Tree data structure similar to B+ trees

In computer science, a dancing tree is a tree data structure similar to B+ trees. It was invented by Hans Reiser, for use by the Reiser4 file system. As opposed to self-balancing binary search trees that attempt to keep their nodes balanced at all times, dancing trees only balance their nodes when flushing data to a disk (either because of memory constraints or because a transaction has completed).

The idea behind this is to speed up file system operations by delaying optimization of the tree and only writing to disk when necessary, as writing to disk is thousands of times slower than writing to memory. Also, because this optimization is done less often than with other tree data structures, the optimization can be more extensive.

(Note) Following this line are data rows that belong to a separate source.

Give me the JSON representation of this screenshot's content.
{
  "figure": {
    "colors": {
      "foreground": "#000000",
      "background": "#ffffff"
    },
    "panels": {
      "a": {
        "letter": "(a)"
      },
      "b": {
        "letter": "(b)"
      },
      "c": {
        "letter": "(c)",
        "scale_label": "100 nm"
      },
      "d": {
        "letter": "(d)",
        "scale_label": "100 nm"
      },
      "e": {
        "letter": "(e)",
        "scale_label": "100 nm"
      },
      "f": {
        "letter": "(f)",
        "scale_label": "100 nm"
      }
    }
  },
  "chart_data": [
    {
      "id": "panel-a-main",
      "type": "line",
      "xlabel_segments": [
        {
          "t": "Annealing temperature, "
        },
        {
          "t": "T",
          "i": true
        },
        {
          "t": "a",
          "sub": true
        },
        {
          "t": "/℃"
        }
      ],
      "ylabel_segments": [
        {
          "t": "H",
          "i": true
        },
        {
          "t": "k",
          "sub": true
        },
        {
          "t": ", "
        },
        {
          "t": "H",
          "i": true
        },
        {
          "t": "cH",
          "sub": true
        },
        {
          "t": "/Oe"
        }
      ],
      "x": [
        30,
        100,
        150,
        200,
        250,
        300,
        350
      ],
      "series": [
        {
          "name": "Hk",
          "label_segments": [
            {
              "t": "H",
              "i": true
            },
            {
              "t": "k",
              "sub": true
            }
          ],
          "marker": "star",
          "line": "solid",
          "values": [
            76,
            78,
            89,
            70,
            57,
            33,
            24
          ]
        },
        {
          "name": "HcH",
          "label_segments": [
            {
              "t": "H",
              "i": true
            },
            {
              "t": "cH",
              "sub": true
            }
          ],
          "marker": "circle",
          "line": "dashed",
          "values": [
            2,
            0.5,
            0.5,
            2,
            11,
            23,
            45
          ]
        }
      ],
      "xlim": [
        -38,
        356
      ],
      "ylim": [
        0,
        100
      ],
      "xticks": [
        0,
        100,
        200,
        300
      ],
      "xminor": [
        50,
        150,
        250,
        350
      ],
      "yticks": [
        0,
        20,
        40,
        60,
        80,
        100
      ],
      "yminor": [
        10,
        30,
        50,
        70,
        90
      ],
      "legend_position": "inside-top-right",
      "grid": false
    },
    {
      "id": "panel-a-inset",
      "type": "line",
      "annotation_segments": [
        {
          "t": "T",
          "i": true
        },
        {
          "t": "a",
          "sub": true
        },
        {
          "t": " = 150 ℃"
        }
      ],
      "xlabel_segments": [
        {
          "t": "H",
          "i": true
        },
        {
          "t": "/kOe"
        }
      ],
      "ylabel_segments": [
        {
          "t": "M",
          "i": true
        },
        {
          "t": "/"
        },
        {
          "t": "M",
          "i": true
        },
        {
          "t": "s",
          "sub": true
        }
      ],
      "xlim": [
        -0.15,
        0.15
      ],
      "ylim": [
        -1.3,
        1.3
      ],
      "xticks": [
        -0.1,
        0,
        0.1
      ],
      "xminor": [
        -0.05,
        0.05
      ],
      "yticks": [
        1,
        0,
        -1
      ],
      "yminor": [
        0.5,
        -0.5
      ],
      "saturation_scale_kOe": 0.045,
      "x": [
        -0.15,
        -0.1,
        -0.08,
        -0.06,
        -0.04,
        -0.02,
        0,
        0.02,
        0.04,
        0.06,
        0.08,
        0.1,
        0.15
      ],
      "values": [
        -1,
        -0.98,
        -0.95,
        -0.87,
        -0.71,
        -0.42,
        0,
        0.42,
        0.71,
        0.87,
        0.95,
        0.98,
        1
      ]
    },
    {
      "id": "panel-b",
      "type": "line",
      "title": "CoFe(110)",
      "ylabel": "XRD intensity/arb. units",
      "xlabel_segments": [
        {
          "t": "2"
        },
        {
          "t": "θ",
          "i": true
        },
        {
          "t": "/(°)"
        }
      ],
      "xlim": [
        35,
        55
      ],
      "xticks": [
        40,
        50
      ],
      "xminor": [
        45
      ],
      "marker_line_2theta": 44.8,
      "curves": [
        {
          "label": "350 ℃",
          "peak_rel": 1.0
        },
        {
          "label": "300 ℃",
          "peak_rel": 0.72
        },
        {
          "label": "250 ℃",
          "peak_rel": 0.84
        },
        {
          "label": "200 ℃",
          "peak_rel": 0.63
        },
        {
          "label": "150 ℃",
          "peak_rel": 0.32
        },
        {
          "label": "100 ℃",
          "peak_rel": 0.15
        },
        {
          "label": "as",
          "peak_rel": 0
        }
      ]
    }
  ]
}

In some sense, this can be considered to be a self-balancing binary search tree that is optimized for storage on a slow medium, in that the on-disc form will always be balanced but will get no mid-transaction writes; doing so eases the difficulty of adding and removing nodes during a transaction. Instead, these slow rebalancing operations are performed at the same time as the much slower write to the storage medium.

However, a negative side effect of this behavior manifests in cases of unexpected shutdown, incomplete data writes, and other occurrences that may prevent the final balanced transaction from completing. In general, dancing trees pose greater difficulty than conventional trees for data recovery from incomplete transactions, though this can be addressed by more thoroughly accounting for transacted data.